We relish others’ misfortunes when we begrudge them their apparent happiness. Hearing about another person’s success, we might think, “Oooh. I would be happier if you had just a little bit less going for you right now. You don’t have to lose everything, of course; just a slight tarnishing of that glow would be nice.” We react as though good fortune were a limited commodity, so the more someone else has, the less there will be for us. As we watch someone else partake of the stockpile of joy, our hearts may sink-we’re not going to get our share.
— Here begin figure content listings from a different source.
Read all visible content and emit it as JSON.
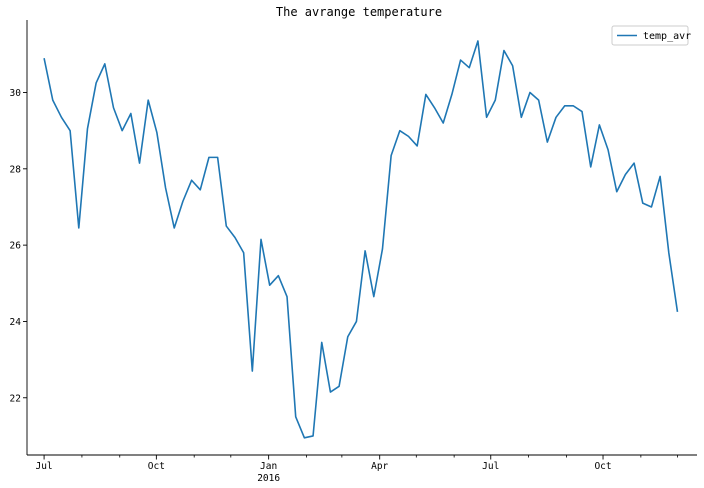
{
  "chart_data": {
    "type": "line",
    "title": "The avrange temperature",
    "xlabel": "",
    "ylabel": "",
    "x_start": "2015-07-01",
    "x_end": "2016-12-01",
    "xlim": [
      "2015-06-17",
      "2016-12-17"
    ],
    "ylim": [
      20.5,
      31.9
    ],
    "y_ticks": [
      22,
      24,
      26,
      28,
      30
    ],
    "x_major_ticks": [
      {
        "date": "2015-07-01",
        "label": "Jul",
        "sublabel": ""
      },
      {
        "date": "2015-10-01",
        "label": "Oct",
        "sublabel": ""
      },
      {
        "date": "2016-01-01",
        "label": "Jan",
        "sublabel": "2016"
      },
      {
        "date": "2016-04-01",
        "label": "Apr",
        "sublabel": ""
      },
      {
        "date": "2016-07-01",
        "label": "Jul",
        "sublabel": ""
      },
      {
        "date": "2016-10-01",
        "label": "Oct",
        "sublabel": ""
      }
    ],
    "x_minor_ticks": [
      "2015-08-01",
      "2015-09-01",
      "2015-11-01",
      "2015-12-01",
      "2016-02-01",
      "2016-03-01",
      "2016-05-01",
      "2016-06-01",
      "2016-08-01",
      "2016-09-01",
      "2016-11-01",
      "2016-12-01"
    ],
    "legend": {
      "position": "top-right"
    },
    "series": [
      {
        "name": "temp_avr",
        "color": "#1f77b4",
        "values": [
          30.9,
          29.8,
          29.35,
          29.0,
          26.45,
          29.05,
          30.25,
          30.75,
          29.6,
          29.0,
          29.45,
          28.15,
          29.8,
          28.95,
          27.5,
          26.45,
          27.15,
          27.7,
          27.45,
          28.3,
          28.3,
          26.5,
          26.2,
          25.8,
          22.7,
          26.15,
          24.95,
          25.2,
          24.65,
          21.5,
          20.95,
          21.0,
          23.45,
          22.15,
          22.3,
          23.6,
          24.0,
          25.85,
          24.65,
          25.9,
          28.35,
          29.0,
          28.85,
          28.6,
          29.95,
          29.6,
          29.2,
          29.95,
          30.85,
          30.65,
          31.35,
          29.35,
          29.8,
          31.1,
          30.7,
          29.35,
          30.0,
          29.8,
          28.7,
          29.35,
          29.65,
          29.65,
          29.5,
          28.05,
          29.15,
          28.5,
          27.4,
          27.85,
          28.15,
          27.1,
          27.0,
          27.8,
          25.8,
          24.25
        ]
      }
    ]
  }
}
But someone else’s pleasure doesn’t cause our unhappiness-we make ourselves unhappy because our negativity isolates us.
An alternative to feeling painfully cut off is to learn to rejoice in the happiness of others. In Buddhist teaching, this is called sympathetic joy. The term is unusual; sympathy is commonly used in the sense of feeling bad for others. Learning to share their joy revolutionizes our thinking about where we can find happiness. Usually we rejoice in what we get, not in what others have. But sympathetic joy is a practice of generosity, and giving isn’t just about doing someone a favor-it makes us feel better.
One doorway to sympathetic joy is compassion. Life is so fragile, with its volcanic shifts from pleasure to pain, from ease to difficult confrontations, from getting what we want to watching what we just got begin to fade away. We go up and down, all of us. Vulnerability in the face of constant change is what we share, whatever our present condition. If we remember that even people who have more than we do suffer, we will feel closer to them.
A friend told me about her envy of a woman who had it all. The “lucky” one had a good relationship, was a mountain climber and champion swimmer, and, because of her job, was invited to lecture at distinguished universities. My friend was single; she was challenged by something as simple as a long walk; she worked without prestige or glamour. And she felt scalded by jealousy whenever she thought of this other woman.
Her envy hurt so much that she decided to try a practice of compassion to reach sympathetic joy. She recalled the hardships in this other woman’s life: Her brother was an alcoholic, her father had Alzheimer’s, and she was worried about money. Seeing the bigger picture not only enabled my friend to view the other woman in a new way, it allowed her to appreciate the joy in her own life. As her perspective opened, she let go of old assumptions about how deprived she was. Now this woman no longer seemed so alien, and my friend could feel a burgeoning and genuine connection to her. The bindings of envy loosened, and she felt joy for herself and joy that the other woman had good things in her life. Instead of seeing someone else’s happiness as a threat to her own, it actually became her own.
Another way to reach sympathetic joy is through meditation. Sitting comfortably with your eyes closed, silently recite your intention to rejoice in the happiness of others. Phrases often used are “May your happiness and good fortune not diminish. May they increase further and further.” You can offer the phrases to different people in your life, one by one. Start with someone you care about. After a few minutes, switch your attention to a person you’re not as close to. Then focus on someone who’s having a hard time. Compassion for her pain can open your heart, and celebrating even the small degree of happiness she might feel can help both of you. End the meditation by offering the phrases in a global way: “May the happiness and good fortune of all increase further and further.”
As the Dalai Lama, spiritual leader of Tibet, puts it, there are so many people in this world, it simply makes sense to make their happiness a source of our own. Then our chances of experiencing joy “are enhanced six billion to one,” he says. “Those are very good odds.”